IKHTIAR MENURUT ASWAJA, QADARIYAH & JABARIYAH
Luthfi Bashori
Ikhtiar itu berasal dari bahasa Arab yang artinya memilih. Secara istilah, ikhtiar adalah usaha sungguh-sungguh dari seorang hamba untuk memperoleh apa yang ia kehendaki. Orang yang berikhtiar berarti memilih suatu pekerjaan lantas ia melakukan pekerjaan itu dengan sungguh-sungguh, agar mendapat hasil sesuai keinginan. Atau secara ringkas, ikhtiar adalah usaha seorang hamba untuk mencapai apa yang diinginkan, dan tidak tinggal diam atau berpangku tangan, apa lagi lari dari kenyataan.
Dalam Al-Quran telah disitir yang artinya: “Apabila telah ditunaikan shalat, maka bertebaranlah kalian di muka bumi; dan carilah (rezeki) karunia Allah dan ingatlah Allah sebanyak-banyaknya, supaya kamu beruntung.” (QS Al Jumu’ah, 10).
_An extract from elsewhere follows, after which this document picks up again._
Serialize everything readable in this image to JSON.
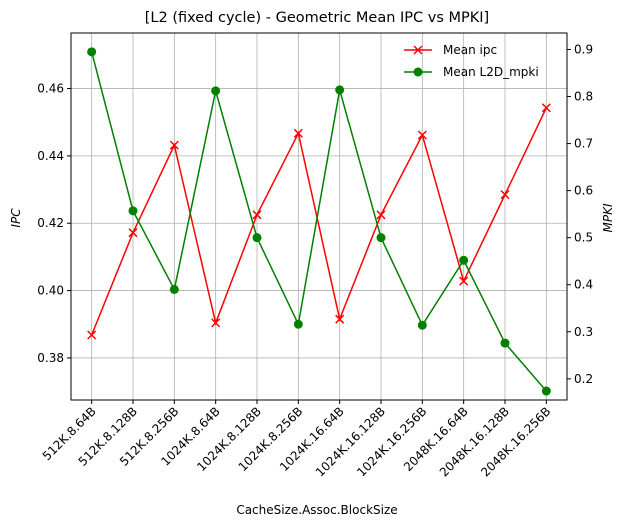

Lafadz dalam Al-Quran, Fantasyiruu fil ardl, yang artinya, "Maka bertebaranlan kalian di muka bumi", adalah perintah dari Allah untuk keluar dari tempat shalat atau kediaman untuk berikhtiar. Sedangkan lafadz, Wabtaghuu min fadlillah, yang artinya, "dan carilah karunia Allah," adalah perintah bekerja mencari rezeki. Sehingga orang yang bekerja mengais rezeki itu termasuk perintah Allah, namun seberapa pun nominal Allah memberi rezeki bagi sang hamba itu, adalah suatu yang sesuai dengan ketentuan Allah, maka seberapa pun seseorang itu mendapat rezeki, wajib untuk menerimanya dengan ikhlas.
Jadi orang yang meyakini bahwa usaha yang dia lakukan sebagai ikhtiar yang akan menghasilkan sesuatu sesuai keinginan, adalah pengamalan dari perintah syariat, demikian juga sikap menerima apa pun yang diberikan oleh Allah sebagai ketetapan, termasuk mengamalkan ajaran syariat.
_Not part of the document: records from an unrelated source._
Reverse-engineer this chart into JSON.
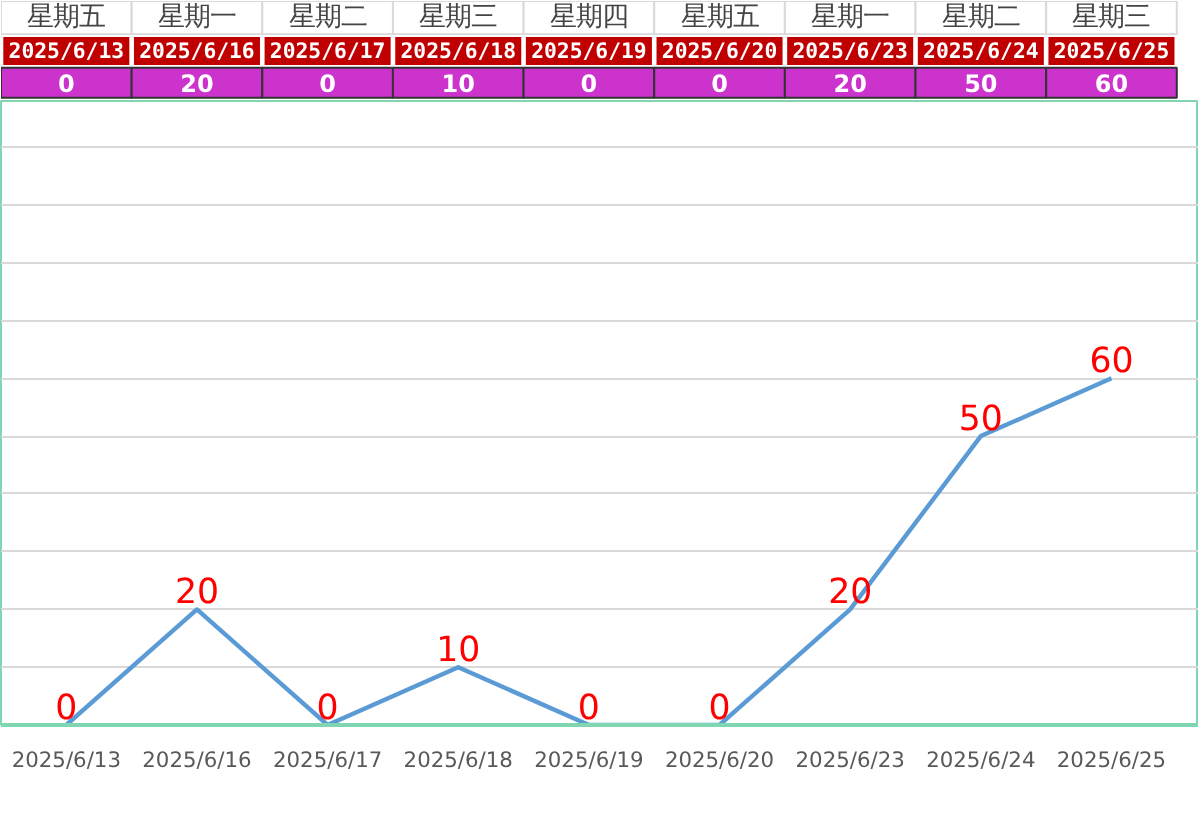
{
  "chart_data": [
    {
      "type": "other",
      "categories": [
        "2025/6/13",
        "2025/6/16",
        "2025/6/17",
        "2025/6/18",
        "2025/6/19",
        "2025/6/20",
        "2025/6/23",
        "2025/6/24",
        "2025/6/25"
      ],
      "values": [
        0,
        20,
        0,
        10,
        0,
        0,
        20,
        50,
        60
      ],
      "data_labels": true,
      "annotations": [
        "星期五",
        "星期一",
        "星期二",
        "星期三",
        "星期四",
        "星期五",
        "星期一",
        "星期二",
        "星期三"
      ]
    },
    {
      "type": "line",
      "categories": [
        "2025/6/13",
        "2025/6/16",
        "2025/6/17",
        "2025/6/18",
        "2025/6/19",
        "2025/6/20",
        "2025/6/23",
        "2025/6/24",
        "2025/6/25"
      ],
      "series": [
        {
          "color": "#5b9bd5",
          "values": [
            0,
            20,
            0,
            10,
            0,
            0,
            20,
            50,
            60
          ]
        }
      ],
      "data_labels": true,
      "ylim": [
        0,
        108
      ],
      "yticks": [
        {
          "value": 0,
          "label": null
        },
        {
          "value": 10,
          "label": null
        },
        {
          "value": 20,
          "label": null
        },
        {
          "value": 30,
          "label": null
        },
        {
          "value": 40,
          "label": null
        },
        {
          "value": 50,
          "label": null
        },
        {
          "value": 60,
          "label": null
        },
        {
          "value": 70,
          "label": null
        },
        {
          "value": 80,
          "label": null
        },
        {
          "value": 90,
          "label": null
        },
        {
          "value": 100,
          "label": null
        }
      ],
      "tick_labels": "x",
      "grid": "y",
      "marker": "none",
      "line_style": "solid"
    }
  ]
}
Kedua bentuk amaliah jawarih (usaha fisik) dan qalbiyah (pasrah hati) ini, sangat kuat saling berhubungan, bukan saling menafikan. Rasulullah SAW dalam menguatkan masalah kewajiban berikhtiar, untuk mendapatkan hasil terbaik sesuai dengan keinginan sang hamba, sebagai berikut:
"Sesungguhnya sebaik-baik yang dimakan oleh seseorang adalah hasil usahanya sendiri dan anaknya termasuk usahanya juga." (HR. An Nasa`i dan Ibn Ḥibban).
Sedangkan tentang adanya campur tangan Allah dalam menentukan nasib seorang hamba melalui taqdir-Nya, maka sesuai dengan hadits berikut:
Kemudian Malaikat Jibril bertanya lagi: “Beritahukan kepadaku tentang Iman “. Lalu Rasulullah SAW menjawab: “Engkau beriman kepada Allah, malaikat-malaikat-Nya, kitab-kitab-Nya, Rasul-rasul-Nya dan hari akhir dan engkau beriman kepada takdir (ketentuan Allah) yang baik maupun yang buruk“ (HR. Muslim).
Keyakinan seperti di atas ini, tiada lain adalah ajaran aqidah Ahlus Sunnah wal Jama`ah. Hal ini sangat berbeda dengar ajaran Qadariyah dan Jabariyah. Dalam ajaran sekte Qadariah, mereka meyakini bahwa segala tindakan atau perbuatan manusia tidak diintervensi oleh ketentuan Allah, jadi murni sesuai dengan usaha manusia itu sendiri secara mandiri. Tentu ajaran ini telah menafikan adanya taqdir dari Allah dalam kehidupan manusia.
Sedangkan dalam ajaran sekte Jabariah adalah kebalikannya, mereka meyakini bahwa segala perbuatan manusia langsung ditentukan oleh Allah, tanpa ada kemampuan manusia untuk berikhtiar sedikit pun, karena itu menurut mereka, jika ada orang yang meyakini dirinya telah berikhtiar dan berusaha sedemikian rupa hingga dapat mencapai cita-citanya, bisa divonis musyrik kepada Allah.